Re: [RFC v2 PATCH] futex: extend set_robust_list to allow 2 locking ABIs at the same time.

From: Thomas Gleixner
Date: Mon Nov 04 2019 - 10:38:08 EST


On Sun, 3 Nov 2019, Shawn Landden wrote:

While you Cc'ed various people for whatever reasons, you missed to Cc 3/4
of the FUTEX maintainers/reviewers from the MAINTAINERS file:

FUTEX SUBSYSTEM
M: Thomas Gleixner <tglx@xxxxxxxxxxxxx>
M: Ingo Molnar <mingo@xxxxxxxxxx>
R: Peter Zijlstra <peterz@xxxxxxxxxxxxx>
R: Darren Hart <dvhart@xxxxxxxxxxxxx>

> The robust futexes ABI was designed to be flexible to changing ABIs in
> glibc, however it did not take into consideration that this ABI is
> particularly sticky, and suffers from lock-step problems, due to the
> fact that the ABI is shared between processes. This introduces a new
> size in set_robust_list that takes an additional futex_offset2 value
> so that two locking ABIs can be used at the same time.

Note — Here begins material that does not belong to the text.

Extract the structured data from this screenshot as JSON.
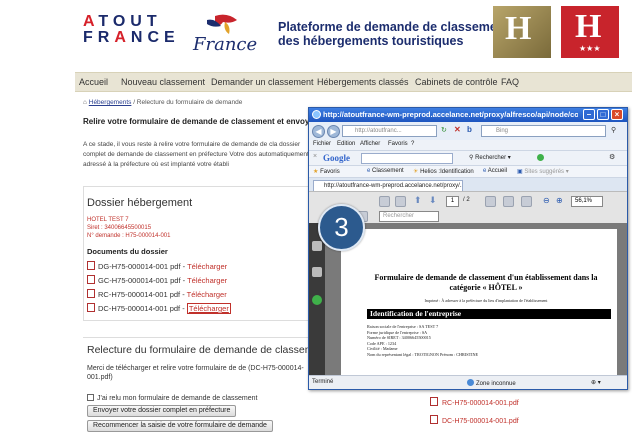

This text does not really explain the problem you are trying to solve. I
can crystalball something out of it, but that's not what a changelog should
force people to do.

> If this new ABI is used, then bit 1 of the *next pointer of the
> user-space robust_list indicates that the futex_offset2 value should
> be used in place of the existing futex_offset.
>
> The use case for this is sharing locks between 32-bit and 64-bit
> processes, which Linux supports, but glibc does not, and is difficult
> to implement with the current Linux support because of mix-matched
> ABIs.

The problem with mixed processes is that the *next pointer in the robust
list points to some random data structure, but not to the actual futex
value itself. The pointer to the underlying futex value is calculated from
there with 'futex_offset'.

I assume that pthread_mutex and friends have different layouts on 32 and 64
bit and therefore futex_offset is different, right?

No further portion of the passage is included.